Saturday, November 24, 2012

REALLY?

Yesterday, invited to a friend's for Thanksgiving dinner, I stopped to buy a pie at our local Whole Foods which is right next door to a Best Buy in front of which several people were already camping out, for how long I didn't know. It wasn't that much past noon.

Today I drove into the city to pick up my older son and his son who came down on the train, then my youngest who had spent the night at his aunt's down on Avenue D on the Lower East Side.
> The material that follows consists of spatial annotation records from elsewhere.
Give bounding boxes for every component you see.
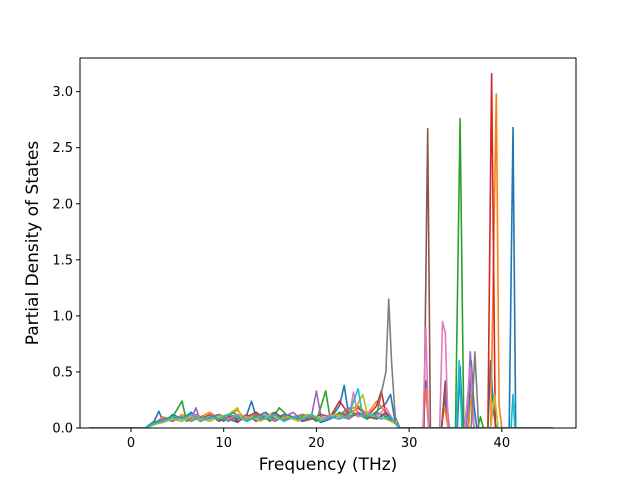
y-tick-label: 0.5 [52,365,73,380]
y-tick-label: 1.0 [52,309,73,324]
series-line-7 [89,320,553,428]
series-line-10 [89,359,553,428]
x-tick-label: 10 [215,436,232,451]
y-axis-ticks: 0.0 0.5 1.0 1.5 2.0 2.5 3.0 [52,85,80,437]
plot-frame [79,57,577,429]
series-line-5 [89,350,553,428]
y-tick-label: 1.5 [52,253,73,268]
x-tick-label: 30 [401,436,418,451]
series-line-9 [89,393,553,428]
y-axis-label: Partial Density of States [23,141,43,346]
x-tick-label: 40 [494,436,511,451]
y-tick-label: 2.5 [52,141,73,156]
y-tick-label: 3.0 [52,85,73,100]
y-tick-label: 2.0 [52,197,73,212]
x-tick-label: 0 [127,436,135,451]
series-line-8 [89,298,553,428]
y-tick-label: 0.0 [52,422,73,437]
x-tick-label: 20 [308,436,325,451]
x-axis-label: Frequency (THz) [259,455,398,475]
x-axis-ticks: 0 10 20 30 40 [127,428,510,451]
series-layer [89,72,553,428]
The neighborhood was pretty quiet, just the usual locals going about their business.

Then we drove to the Lower East Side skateboarding park under The Manhattan Bridge so my grandson and his uncle, fourteen and fifteen respectively, could skate for awhile (after we got some dumplings to go in a small place on Eldridge Street that my older son had gotten high recommendations for, we ate the dumplings in the car).

That neighborhood too was quiet, a few of the mostly Asian locals walking by, and otherwise a beautiful array of ethnic variety among the mostly teenagers coning in and out of the skate park. After that we headed to the Tribeca Skate Park over on the Hudson in a neighborhood that mostly didn't exist when my older son and his sister and I lived there back in the late 1970s when we had an almost two thousand square foot loft that I paid two hundred a month for.
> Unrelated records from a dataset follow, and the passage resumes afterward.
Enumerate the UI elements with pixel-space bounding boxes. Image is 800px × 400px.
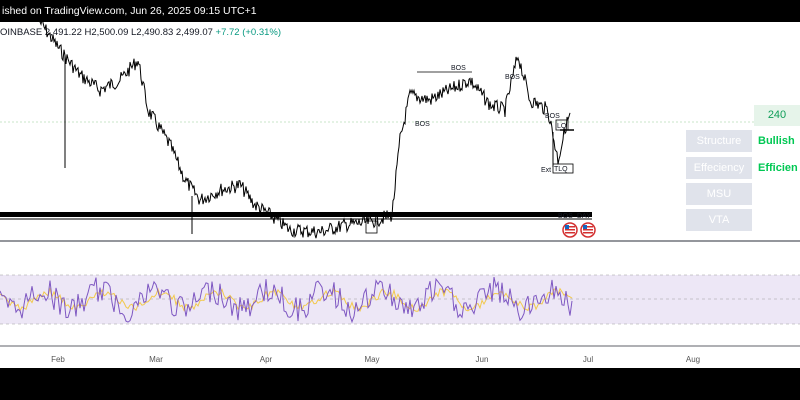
info-table-label: VTA: [686, 209, 752, 231]
time-axis-label: May: [364, 355, 379, 364]
time-axis-label: Mar: [149, 355, 163, 364]
tlq-box: [552, 163, 574, 174]
info-table-value: Bullish: [758, 135, 795, 147]
time-axis-label: Feb: [51, 355, 65, 364]
key-level-band: [0, 212, 592, 217]
low-value: L2,490.83: [131, 27, 174, 38]
bos-label: BOS: [545, 113, 560, 120]
tlq-label: TLQ: [554, 166, 568, 173]
bottom-bar: [0, 368, 800, 400]
us-flag-icon[interactable]: [562, 222, 578, 238]
bos-label: BOS: [505, 74, 520, 81]
rsi-line: [0, 276, 573, 324]
change-value: +7.72 (+0.31%): [215, 27, 282, 38]
open-value: 2,491.22: [44, 27, 82, 38]
time-axis-label: Jul: [583, 355, 593, 364]
bos-label: BOS: [415, 121, 430, 128]
lq-label: LQ: [557, 123, 567, 130]
info-table-label: Structure: [686, 130, 752, 152]
bos-label: BOS: [451, 65, 466, 72]
time-axis-label: Aug: [686, 355, 700, 364]
us-flag-icon[interactable]: [580, 222, 596, 238]
day-label: DAY: [577, 213, 591, 220]
exchange-label: OINBASE: [0, 27, 43, 38]
time-axis: Feb Mar Apr May Jun Jul Aug: [51, 355, 700, 364]
info-table-label: Effeciency: [686, 157, 752, 179]
high-value: H2,500.09: [84, 27, 129, 38]
time-axis-label: Apr: [260, 355, 273, 364]
time-axis-label: Jun: [476, 355, 489, 364]
ohlc-legend: OINBASE 2,491.22 H2,500.09 L2,490.83 2,4…: [0, 27, 281, 38]
ext-label: Ext: [541, 167, 551, 174]
price-series: [39, 19, 571, 239]
zone-box: [365, 220, 378, 234]
info-table-label: MSU: [686, 183, 752, 205]
bos-label: BOS: [558, 213, 573, 220]
published-banner: ished on TradingView.com, Jun 26, 2025 0…: [0, 0, 800, 22]
price-line: [39, 19, 571, 239]
current-price-tag: 240: [754, 105, 800, 126]
info-table-value: Efficien: [758, 162, 798, 174]
close-value: 2,499.07: [175, 27, 213, 38]
published-text: ished on TradingView.com, Jun 26, 2025 0…: [2, 5, 257, 17]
Back then what was a vacant lot is now a community college, right across West Street which used to be a still elevated highway in disuse that we used for a sun bathing spot in the summer, now bordered to the South and Southeast by towering newish structures comprising a whole new neighborhood—Battery Park City—that back then was just some hauled in sand dumped in the river with a fence to keep people out that we climbed on hot summer nights to have beach parties on.

Both my sons and my grandson spent a few hours doing some cool skateboard tricks while I inspected the aftermath of Sandy that had closed down the kids playground still covered with river mud and plants bent to the ground from the surge and trees dead from the salt water and etc.  Then we headed to a store on Lafayette just above Prince that caters to the skateboard crowd but there was a line out front so we didn't stop.
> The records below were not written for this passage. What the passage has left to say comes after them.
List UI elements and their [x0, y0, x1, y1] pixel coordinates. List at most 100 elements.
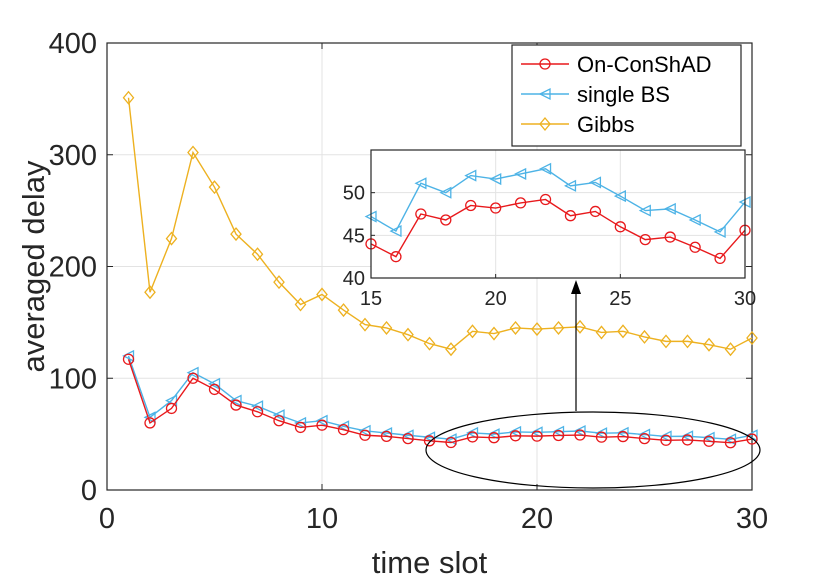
series-gibbs	[122, 90, 758, 357]
x-tick-label: 30	[736, 503, 768, 535]
inset-y-tick-label: 45	[343, 225, 365, 247]
data-point	[703, 337, 715, 352]
inset-data-point	[564, 210, 577, 222]
data-point	[530, 426, 543, 439]
inset-data-point	[539, 162, 552, 175]
data-point	[638, 329, 651, 344]
data-point	[616, 426, 629, 439]
inset-data-point	[389, 225, 402, 238]
data-point	[359, 317, 371, 332]
inset-data-point	[614, 221, 626, 233]
data-point	[552, 320, 565, 335]
data-point	[272, 409, 285, 422]
legend-marker	[539, 116, 551, 132]
inset-data-point	[439, 186, 452, 199]
y-axis-title: averaged delay	[16, 160, 51, 372]
inset-x-tick-label: 15	[360, 288, 382, 310]
data-point	[552, 429, 565, 442]
legend-entry-gibbs: Gibbs	[521, 112, 634, 137]
data-point	[165, 402, 178, 415]
data-point	[208, 180, 221, 195]
y-tick-label: 0	[81, 475, 97, 507]
inset-series-on-conshad	[365, 193, 751, 265]
inset-data-point	[689, 241, 701, 253]
data-point	[122, 353, 135, 365]
y-tick-label: 200	[49, 252, 97, 284]
data-point	[617, 430, 629, 443]
zoom-ellipse	[425, 411, 761, 489]
data-point	[187, 145, 199, 160]
data-point	[509, 430, 522, 442]
inset-data-point	[613, 190, 626, 203]
inset-series-line	[370, 168, 746, 233]
inset-data-point	[465, 199, 477, 212]
data-point	[660, 434, 672, 446]
data-point	[402, 327, 414, 342]
data-point	[509, 425, 522, 438]
inset-data-point	[440, 214, 452, 226]
inset-data-point	[664, 231, 676, 243]
data-point	[251, 400, 264, 413]
x-axis-title: time slot	[372, 545, 488, 580]
legend-entry-single-bs: single BS	[521, 82, 670, 107]
data-point	[617, 324, 629, 339]
data-point	[316, 287, 328, 302]
legend-marker	[539, 58, 551, 70]
x-tick-label: 0	[99, 503, 115, 535]
data-point	[595, 427, 608, 440]
inset-data-point	[639, 233, 651, 246]
data-point	[746, 433, 758, 445]
legend-marker	[538, 87, 551, 101]
inset-data-point	[390, 251, 402, 263]
inset-data-point	[713, 225, 726, 238]
data-point	[144, 417, 156, 429]
data-point	[294, 297, 307, 312]
inset-frame	[370, 149, 746, 279]
data-point	[488, 326, 500, 341]
inset-data-point	[415, 208, 427, 220]
data-point	[659, 430, 672, 443]
inset-data-point	[663, 202, 676, 215]
data-point	[315, 414, 328, 427]
legend-entry-on-conshad: On-ConShAD	[521, 52, 712, 77]
data-point	[487, 428, 500, 441]
inset-series-line	[370, 198, 746, 260]
data-point	[143, 411, 156, 424]
data-point	[681, 334, 694, 349]
inset-data-point	[588, 176, 602, 189]
data-point	[574, 429, 586, 441]
data-point	[337, 303, 350, 318]
data-point	[402, 432, 414, 445]
plot-frame	[106, 42, 753, 491]
inset-data-point	[464, 169, 477, 182]
data-point	[380, 430, 393, 443]
series-on-conshad	[122, 353, 758, 449]
data-point	[509, 320, 522, 335]
data-point	[724, 433, 737, 446]
x-tick-label: 10	[306, 503, 338, 535]
data-point	[746, 331, 758, 346]
data-point	[444, 433, 457, 446]
zoom-annotation	[425, 280, 761, 489]
data-point	[251, 247, 264, 262]
data-point	[273, 275, 285, 290]
data-point	[531, 430, 543, 442]
data-point	[423, 435, 436, 447]
data-point	[208, 377, 221, 390]
data-point	[595, 325, 608, 340]
data-point	[488, 432, 500, 444]
legend: On-ConShAD single BS Gibbs	[511, 44, 742, 147]
data-point	[294, 416, 307, 430]
inset-data-point	[589, 205, 602, 218]
y-tick-label: 300	[49, 140, 97, 172]
data-point	[380, 426, 393, 440]
data-point	[337, 420, 350, 433]
data-point	[229, 394, 242, 407]
data-point	[595, 431, 608, 443]
data-point	[144, 285, 156, 300]
y-tick-label: 100	[49, 363, 97, 395]
data-point	[208, 383, 221, 396]
data-point	[573, 424, 586, 438]
data-point	[445, 342, 457, 357]
data-point	[230, 399, 242, 411]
We forgot it was "Black Friday" because nowhere we'd been so far did anyone seem to be observing it. But we drove up Lafayette to St. Mark's Place and turned down the Bowery and parked and walked back to that neighborhood with the skateboard store to look for another one my youngest son wanted to check out and when we reached Broadway and Prince we walked into a tsunami of humanity bent on shopping so thick we could hardly make our way through it.

They were like ants crawling all over a stick of butter, the butter being the streets that held the stores that had the sales. We decided to walk to another old neighborhood my oldest son and his sister and I had lived in in the '70s—Sullivan Street below Houston when it was becoming "Soho"—to a very cool Reggae record store and juice bar/cafe. Worth the walk.

Back on St. Mark's we visited old friends, a family that had lived there since the 1960s and some of them still do, ran into an old poet friend and his wife on their way out, saw a newborn baby as cute as a cute baby can be, the third son of one of the family's three sons, expressed our delight at being together again no matter how briefly and then drove back to Jersey.

Heading for bed now and thinking back over the past two days I think of the warm friendship and human connection and good feeling at the Thanksgiving dinner and seeing old friends on St. Mark's and my boys having fun at the skate park and passing through old neighborhoods and seeing the changes and feel happy to be alive.

And then I think of the folks camped out in the cold in front of Best Buy here in my Jersey neighborhood and of the horde swarming all over our old neighborhood that became "Soho" in our time with galleries and lofts suddenly becoming too pricey for struggling creative folks like us and now a giant mall for the compulsion to accumulate that somehow is supposed to be the purpose of our society in many ways and on many days like this one. And I think: Really?


3 comments:

Robert G. Zuckerman said...

You ask why I make my home in the mountain forest,
and I smile, and am silent,
and even my soul remains quiet:
it lives in the other world
which no one owns.
The peach trees blossom,
The water flows.
~Li Po

JenW said...

I thank you God for this most amazing day, for the leaping greenly spirits of trees, and for the blue dream of sky, and for everything which is natural, which is infinite, which is yes.
e.e. cummings

Happy Thanksgiving. I celebrated much the same way-delish food, dear family, friends and simple joys. No skate park but I did enjoy a sleepover with my 14 year old niece and an orphaned barn kitten in a big fluffy featherbed. It’s a shame about the frenzy with the shopping – They are probably Republicans…(only kidding :-)

Lally said...

Sweet quotes guys. And to make it clear, I have nothing against bargains, just consumerism as the answer to anything other than an economy too dependent on just that.